Remarque 10 : Alors que les avantages de taux négatifs sont, au mieux incertains, et en réalité inexistants, les conséquences négatives sont- elles, évidentes. Nous avons évoqué ci-dessus les messages envoyés par les banques centrales, les problèmes de rentabilité des banques, de dépôts à la BCE, d’entretien de la situation de déflation, de valorisation d’actifs risqués excessive… on peut ajouter que des taux négatifs ne peuvent que provoquer des retraits des fonds monétaires (un impact négatif pour la gestion d’actifs) vers les dépôts des banques, ce qui représente une baisse additionnelle de la rentabilité des banques. Un jeu qui n’est pas à somme nulle ou positive, mais négative…

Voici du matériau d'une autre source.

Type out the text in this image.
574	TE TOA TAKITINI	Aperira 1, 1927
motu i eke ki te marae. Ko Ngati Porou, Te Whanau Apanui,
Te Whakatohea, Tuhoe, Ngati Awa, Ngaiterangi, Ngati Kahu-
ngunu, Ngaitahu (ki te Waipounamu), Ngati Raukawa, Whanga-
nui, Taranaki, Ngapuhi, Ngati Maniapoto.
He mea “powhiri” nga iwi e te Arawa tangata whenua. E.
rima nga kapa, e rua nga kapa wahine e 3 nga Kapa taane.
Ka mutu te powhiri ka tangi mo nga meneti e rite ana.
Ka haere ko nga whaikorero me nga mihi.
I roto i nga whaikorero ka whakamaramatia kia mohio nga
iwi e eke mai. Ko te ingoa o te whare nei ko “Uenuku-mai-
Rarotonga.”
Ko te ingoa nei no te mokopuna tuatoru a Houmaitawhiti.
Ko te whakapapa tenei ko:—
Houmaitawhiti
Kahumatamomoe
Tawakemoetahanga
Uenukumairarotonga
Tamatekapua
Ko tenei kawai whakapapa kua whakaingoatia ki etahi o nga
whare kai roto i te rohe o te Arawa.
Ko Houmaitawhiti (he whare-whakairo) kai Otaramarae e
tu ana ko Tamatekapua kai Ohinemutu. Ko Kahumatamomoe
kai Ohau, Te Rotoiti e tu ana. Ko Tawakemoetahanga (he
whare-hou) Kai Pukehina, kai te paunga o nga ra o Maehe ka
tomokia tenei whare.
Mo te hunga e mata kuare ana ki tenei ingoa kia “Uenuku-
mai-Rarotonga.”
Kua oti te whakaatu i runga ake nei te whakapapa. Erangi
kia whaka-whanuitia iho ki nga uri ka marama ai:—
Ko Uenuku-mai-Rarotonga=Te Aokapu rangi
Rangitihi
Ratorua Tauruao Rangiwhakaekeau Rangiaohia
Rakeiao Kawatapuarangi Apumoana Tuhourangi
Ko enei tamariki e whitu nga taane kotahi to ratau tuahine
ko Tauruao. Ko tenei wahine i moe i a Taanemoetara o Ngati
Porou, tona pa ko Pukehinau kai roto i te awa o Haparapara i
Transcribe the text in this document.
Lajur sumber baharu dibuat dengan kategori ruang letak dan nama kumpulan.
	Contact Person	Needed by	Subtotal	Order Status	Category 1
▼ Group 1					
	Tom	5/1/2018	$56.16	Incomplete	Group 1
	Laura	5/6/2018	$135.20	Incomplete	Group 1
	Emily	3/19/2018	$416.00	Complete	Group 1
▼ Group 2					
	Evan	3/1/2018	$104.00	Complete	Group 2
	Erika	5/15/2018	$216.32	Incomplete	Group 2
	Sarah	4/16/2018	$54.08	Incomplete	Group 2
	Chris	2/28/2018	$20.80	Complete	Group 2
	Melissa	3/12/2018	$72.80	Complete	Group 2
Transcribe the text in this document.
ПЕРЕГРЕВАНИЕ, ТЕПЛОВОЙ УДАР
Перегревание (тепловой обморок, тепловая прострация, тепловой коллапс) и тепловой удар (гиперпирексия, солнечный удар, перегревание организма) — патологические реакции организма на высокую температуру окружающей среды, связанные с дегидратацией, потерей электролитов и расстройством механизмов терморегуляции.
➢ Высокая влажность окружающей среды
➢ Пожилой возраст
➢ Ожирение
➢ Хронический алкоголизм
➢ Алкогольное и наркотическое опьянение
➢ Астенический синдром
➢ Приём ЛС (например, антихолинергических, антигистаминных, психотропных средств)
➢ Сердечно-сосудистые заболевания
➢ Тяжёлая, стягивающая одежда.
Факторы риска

Au total, on comprend bien la montée de la défiance envers les baisses de taux compte tenu des niveaux atteints. Persévérer dans cette voie est sans aucun doute anxiogène.

Conclusion

Au total, on comprend bien la montée de la défiance envers les baisses de taux compte tenu des niveaux atteints. Les facteurs qui poussent à la baisse les taux d’intérêt sont nombreux et puissants, variés et de nature très différente. Rien d’étonnant à ce que l’ensemble des taux (taux naturel, taux d’équilibre, taux de marché, taux directeurs, taux nominaux, taux réels, taux d’actualisation…) ait pris le chemin de la baisse. Tout cela a des implications sur les modèles d’affaires dans banques, des assureurs, des banques centrales, des agences d’émission… Des implications conséquentes et sans doute durables. En somme, à certains égards, les taux négatifs sont en train de redessiner l’environnement économique et financier.